Alondra Nelson says NIST and the Biden administration cooperated closely on the creation of both documents.
Alondra Nelson, deputy director for science and society at OSTP, speaks in Wilmington, Delaware, on January 16, 2021. (Photo by Alex Wong/Getty Images).

The National Institute of Standards and Technology’s new AI Risk Management Framework and the Biden administration’s AI ‘Bill of Rights’ are designed to be used side-by-side, according to the White House’s top science policy official.

Speaking Thursday at the launch of the NIST AI Risk Management framework, Alondra Nelson said the White House provided “extensive input and insight” into its development and said the administration’s core approach to the technology was reflected in both documents.

“The United States is taking a principled, sophisticated approach to AI that advances American values and meets the complex challenges of this technology,” Nelson said. “That’s why [the Office of Science and Technology Policy] has provided extensive input and insight into the RMF as it’s been under development … to share perspectives and expertise on this framework … to collaborate on this vision … and layout considerations for thinking about a wide variety of AI risks.”

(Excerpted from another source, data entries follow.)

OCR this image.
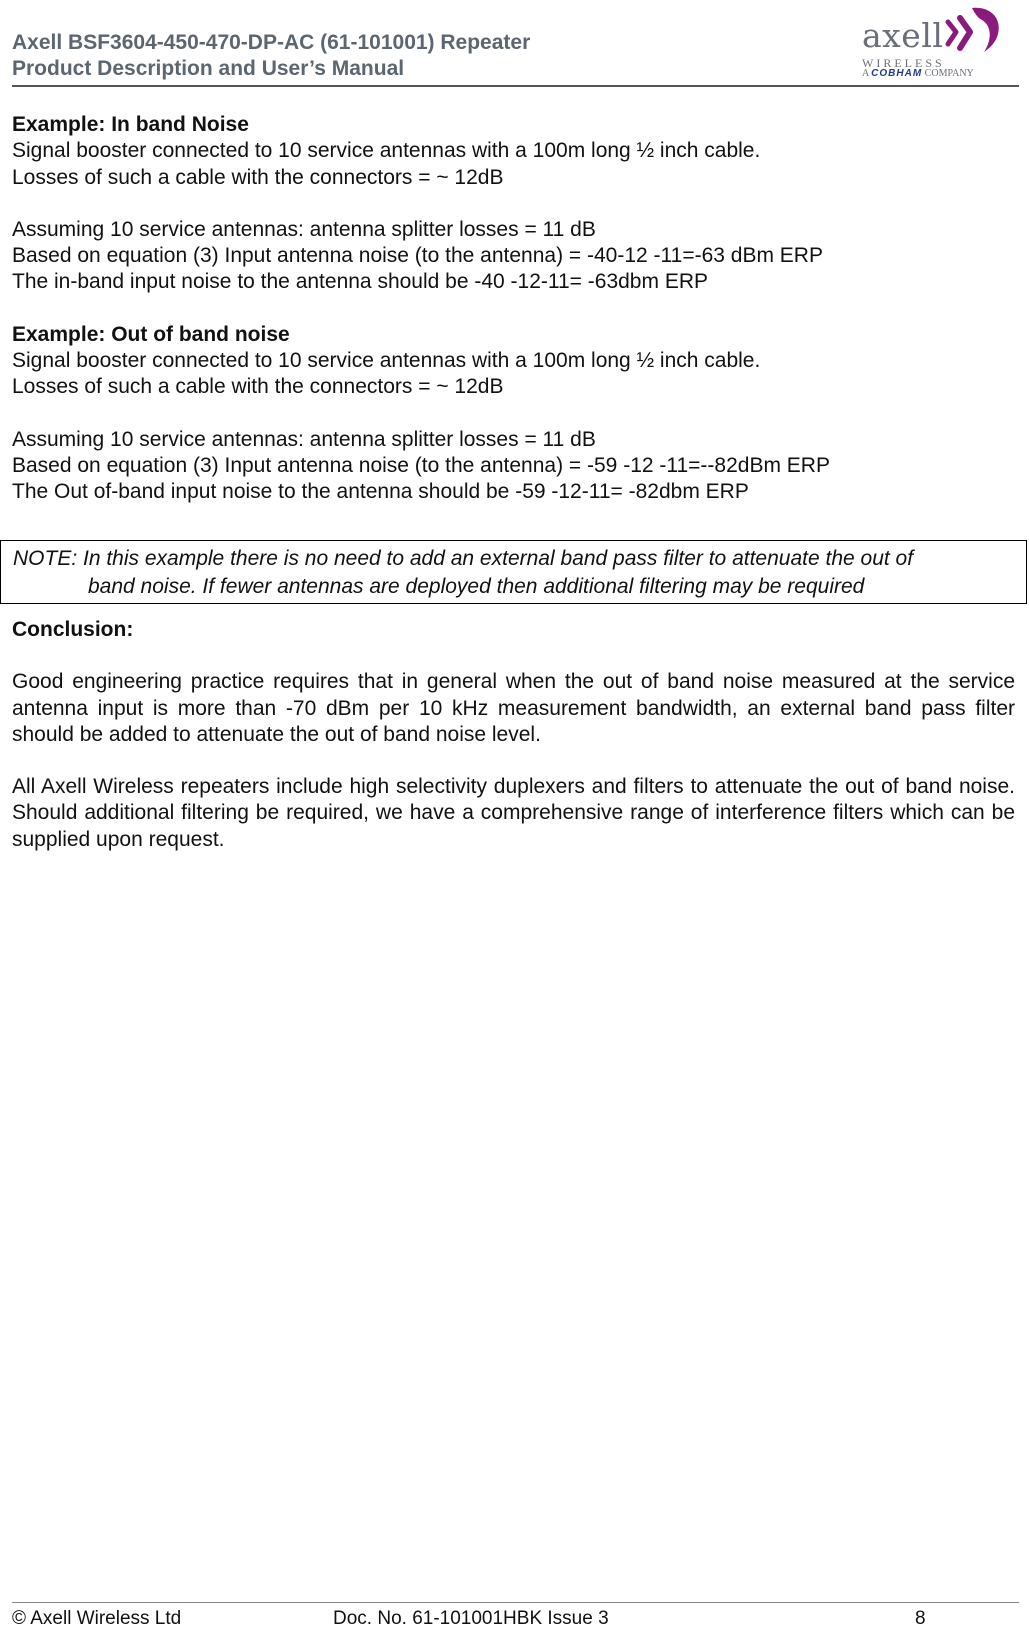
Axell BSF3604-450-470-DP-AC (61-101001) Repeater
Product Description and User’s Manual
axell
WIRELESS
A COBHAM COMPANY
Example: In band Noise
Signal booster connected to 10 service antennas with a 100m long ½ inch cable.
Losses of such a cable with the connectors = ~ 12dB
Assuming 10 service antennas: antenna splitter losses = 11 dB
Based on equation (3) Input antenna noise (to the antenna) = -40-12 -11=-63 dBm ERP
The in-band input noise to the antenna should be -40 -12-11= -63dbm ERP
Example: Out of band noise
Signal booster connected to 10 service antennas with a 100m long ½ inch cable.
Losses of such a cable with the connectors = ~ 12dB
Assuming 10 service antennas: antenna splitter losses = 11 dB
Based on equation (3) Input antenna noise (to the antenna) = -59 -12 -11=--82dBm ERP
The Out of-band input noise to the antenna should be -59 -12-11= -82dbm ERP
NOTE: In this example there is no need to add an external band pass filter to attenuate the out of
band noise. If fewer antennas are deployed then additional filtering may be required
Conclusion:
Good engineering practice requires that in general when the out of band noise measured at the service antenna input is more than -70 dBm per 10 kHz measurement bandwidth, an external band pass filter should be added to attenuate the out of band noise level.
All Axell Wireless repeaters include high selectivity duplexers and filters to attenuate the out of band noise. Should additional filtering be required, we have a comprehensive range of interference filters which can be supplied upon request.
© Axell Wireless Ltd	Doc. No. 61-101001HBK Issue 3	8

The White House leader’s comments accompanied the publication of the new framework and also follow questions from Republican lawmakers over the use of certain definitions in the two documents.


Nelson noted also that NIST was at the table for talks as OSTP developed the AI Bill of Rights blueprint document.

“It’s why last year, the administration launched the process to develop and updated the National AI R&D Strategic Plan to guide federal investments in AI innovation,” she said.

Nelson continued: “It’s why this fall, the administration held a roundtable to lay out our core principles for tech policy … principles that are reflected in both documents, including increasing transparency about platform algorithms … and stopping algorithmic discrimination.”

In creating the framework document, NIST was fulfilling a key requirement of the National AI Initiative Act, which became law as part of the 2021 National Defense Authorization Act.

Speaking at the launch event, officials emphasized that the document would continue to change as NIST takes further feedback from industry and the scientific community.